Dans une entrevue que m’a accordée cet été l’un des propriétaires du Café du Temps perdu à Québec, la bonne réputation dont jouit l’établissement auprès de ses employés et de sa clientèle attire naturellement des candidats. Le restaurateur estime même s’en sortir mieux que la moyenne pour recruter du nouveau personnel. Précisons que les employés sont composés principalement d’étudiants universitaires qui inévitablement quitteront leur emploi de serveur ou de cuisinier après trois ans pour exercer leur profession. D’où l’importance du pouvoir d’attraction de nouvelles candidatures une fois les trois années d’études terminées.

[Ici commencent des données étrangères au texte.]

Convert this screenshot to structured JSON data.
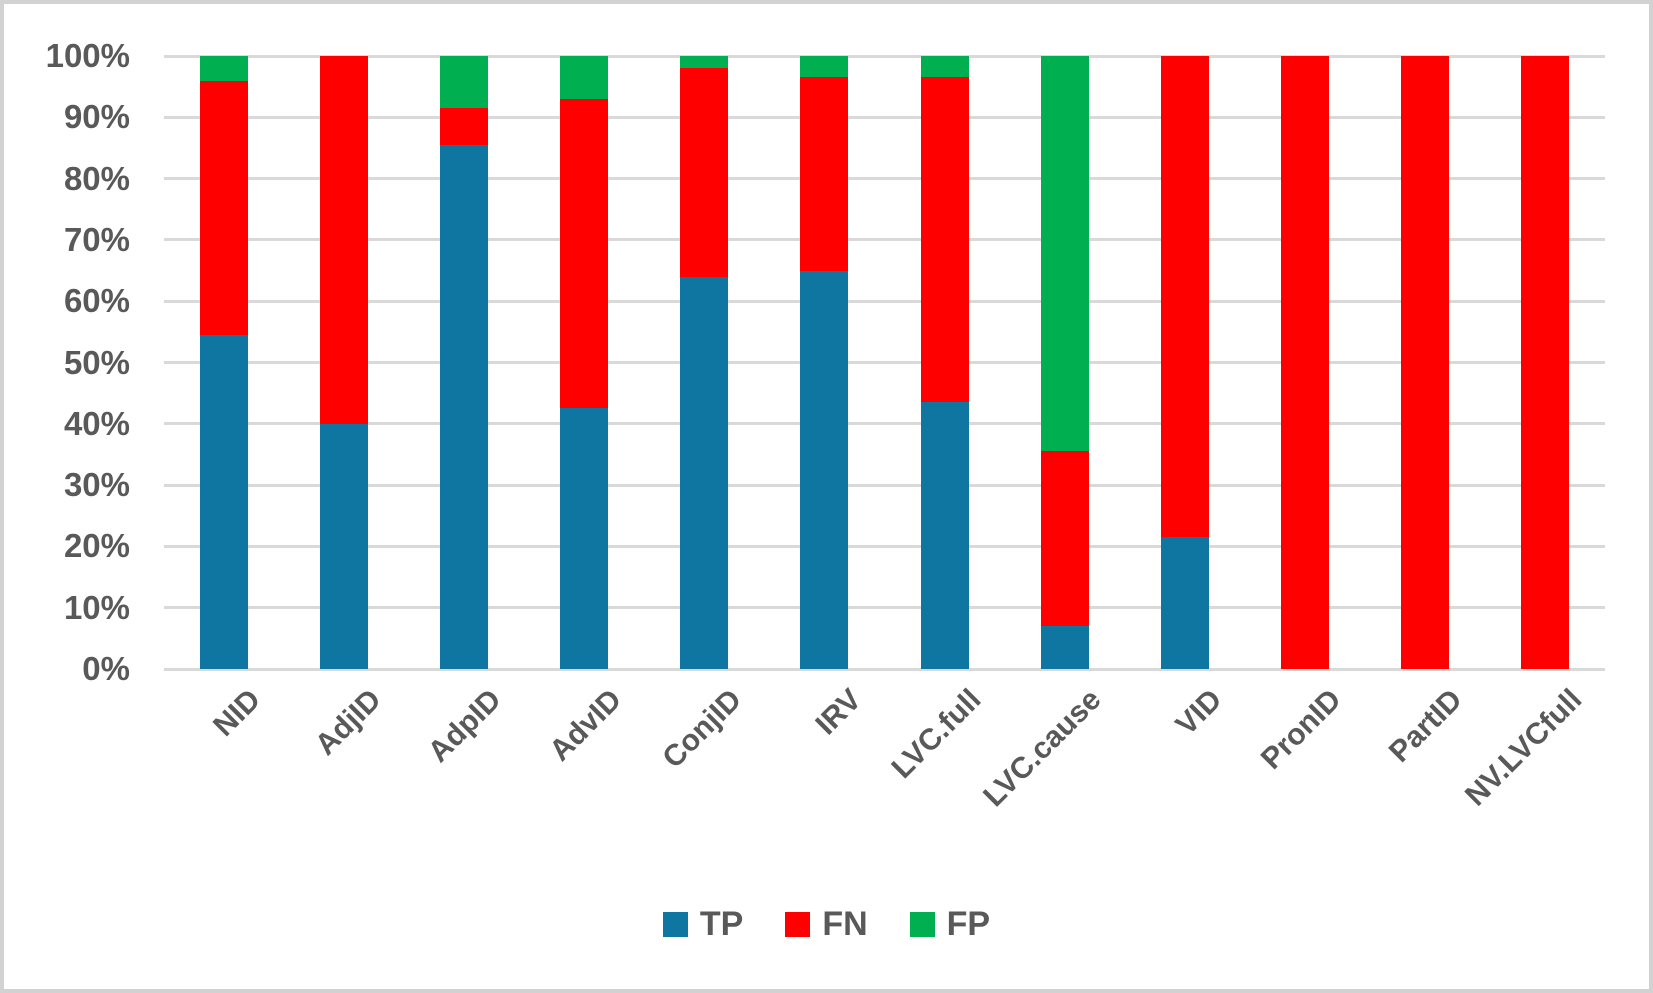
{
  "chart_data": {
    "type": "bar",
    "subtype": "stacked-100-percent-column",
    "categories": [
      "NID",
      "AdjID",
      "AdpID",
      "AdvID",
      "ConjID",
      "IRV",
      "LVC.full",
      "LVC.cause",
      "VID",
      "PronID",
      "PartID",
      "NV.LVCfull"
    ],
    "series": [
      {
        "name": "TP",
        "color": "#0f76a2",
        "values": [
          54.5,
          40,
          85.5,
          42.5,
          64,
          65,
          43.5,
          7,
          21.5,
          0,
          0,
          0
        ]
      },
      {
        "name": "FN",
        "color": "#ff0000",
        "values": [
          41.5,
          60,
          6,
          50.5,
          34,
          31.5,
          53,
          28.5,
          78.5,
          100,
          100,
          100
        ]
      },
      {
        "name": "FP",
        "color": "#00b050",
        "values": [
          4,
          0,
          8.5,
          7,
          2,
          3.5,
          3.5,
          64.5,
          0,
          0,
          0,
          0
        ]
      }
    ],
    "title": "",
    "xlabel": "",
    "ylabel": "",
    "ylim": [
      0,
      100
    ],
    "y_tick_labels": [
      "0%",
      "10%",
      "20%",
      "30%",
      "40%",
      "50%",
      "60%",
      "70%",
      "80%",
      "90%",
      "100%"
    ],
    "grid": "horizontal",
    "legend_position": "bottom",
    "legend_labels": [
      "TP",
      "FN",
      "FP"
    ]
  },
  "colors": {
    "grid": "#d9d9d9",
    "axis_text": "#595959",
    "frame_border": "#d2d2d2",
    "background": "#ffffff"
  }
}
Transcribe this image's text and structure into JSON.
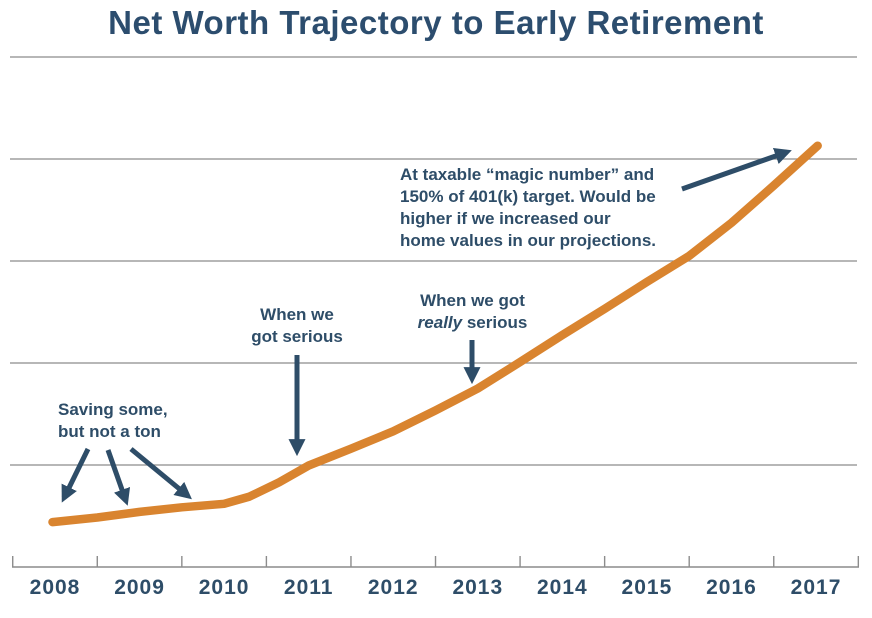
{
  "title": "Net Worth Trajectory to Early Retirement",
  "colors": {
    "navy_text": "#2e4d68",
    "title_navy": "#2c4d6e",
    "line_orange": "#d9842f",
    "gridline_gray": "#8c8c8c",
    "axis_gray": "#8c8c8c"
  },
  "annotations": {
    "saving": {
      "line1": "Saving some,",
      "line2": "but not a ton"
    },
    "serious": {
      "line1": "When we",
      "line2": "got serious"
    },
    "really": {
      "line1": "When we got",
      "italic_word": "really",
      "line2_rest": "serious"
    },
    "magic": {
      "line1": "At taxable “magic number” and",
      "line2": "150% of 401(k) target. Would be",
      "line3": "higher if we increased our",
      "line4": "home values in our projections."
    }
  },
  "chart_data": {
    "type": "line",
    "title": "Net Worth Trajectory to Early Retirement",
    "x": [
      2008,
      2009,
      2010,
      2011,
      2012,
      2013,
      2014,
      2015,
      2016,
      2017
    ],
    "x_tick_labels": [
      "2008",
      "2009",
      "2010",
      "2011",
      "2012",
      "2013",
      "2014",
      "2015",
      "2016",
      "2017"
    ],
    "series": [
      {
        "name": "Net worth (relative scale, y-axis unlabeled)",
        "values": [
          9,
          11,
          12,
          20,
          27,
          35,
          46,
          56,
          68,
          83
        ]
      }
    ],
    "ylim": [
      0,
      100
    ],
    "gridline_values": [
      20,
      40,
      60,
      80,
      100
    ],
    "grid": "horizontal gridlines only, no y-axis tick labels",
    "legend": "none",
    "line_color": "#d9842f",
    "curve_samples": [
      [
        2007.97,
        8.8
      ],
      [
        2008.5,
        9.7
      ],
      [
        2009,
        10.8
      ],
      [
        2009.5,
        11.7
      ],
      [
        2010,
        12.4
      ],
      [
        2010.3,
        13.8
      ],
      [
        2010.65,
        16.6
      ],
      [
        2011,
        19.9
      ],
      [
        2011.5,
        23.2
      ],
      [
        2012,
        26.6
      ],
      [
        2012.5,
        30.7
      ],
      [
        2013,
        35.0
      ],
      [
        2013.5,
        40.2
      ],
      [
        2014,
        45.5
      ],
      [
        2014.5,
        50.6
      ],
      [
        2015,
        55.9
      ],
      [
        2015.5,
        61.0
      ],
      [
        2016,
        67.5
      ],
      [
        2016.5,
        74.8
      ],
      [
        2017.02,
        82.6
      ]
    ],
    "annotations": [
      {
        "text": "Saving some, but not a ton",
        "points_to_years": [
          2008,
          2009,
          2010
        ]
      },
      {
        "text": "When we got serious",
        "points_to_years": [
          2011
        ]
      },
      {
        "text": "When we got really serious",
        "points_to_years": [
          2013
        ]
      },
      {
        "text": "At taxable “magic number” and 150% of 401(k) target. Would be higher if we increased our home values in our projections.",
        "points_to_years": [
          2017
        ]
      }
    ]
  }
}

À l’inverse, je crois que le niveau d’attrait de Twitter a considérablement chuté depuis qu’Elon Musk a pris récemment les rênes de l’entreprise. On apprenait qu’il aurait menacé de congédier des ingénieurs en informatique s’ils n’implantaient pas une fonctionnalité dans un délai pour le moins irréaliste. L’homme d’affaires s’attendrait d’ailleurs à ce qu’ils travaillent 84 heures par semaine pour y parvenir selon ce texte de Business Insider. Vous avez bien lu, 84 heures par semaine! Je sais que l’entreprise à l’oiseau bleu est américaine et que dans la culture de nos voisins du sud, travailler 50-60 heures par semaine dans le domaine de la technologie est chose courante, mais demander cet effort est simplement inhumain et intenable. Je crois que plusieurs employés doivent être en train de mettre à jour leur CV et de soumettre leur candidature dans des milieux où ils seront considérés comme des êtres humains et non des citrons que l’on peut presser à volonté.

 

Employés heureux = clients heureux

Certains employeurs pourraient se demander «à quoi bon prendre soin des employés?» Outre le fait que c’est la chose sensée à faire si l’on veut les garder – on n’est plus en 1950! –, il y a aussi des arguments économiques comme l’accroissement des ventes causé par une bonne expérience client.

Une étude publiée dans le Harvard Business Review, a mesuré un lien fort entre le bien-être des employés d’une entreprise et la satisfaction de ses clients : « Une main-d’œuvre plus heureuse est clairement associée à la capacité des entreprises à offrir une meilleure satisfaction client, en particulier dans les secteurs où les contacts entre les travailleurs et les clients sont les plus étroits, notamment le commerce de détail, le tourisme, la restauration, les soins de santé et les services financiers. » Intéressant n’est-ce pas?

Que doit-on retenir? Il faut s’intéresser à chaque employé, personnellement et professionnellement. Il faut non seulement le traiter comme un employé, il faut le traiter comme un humain.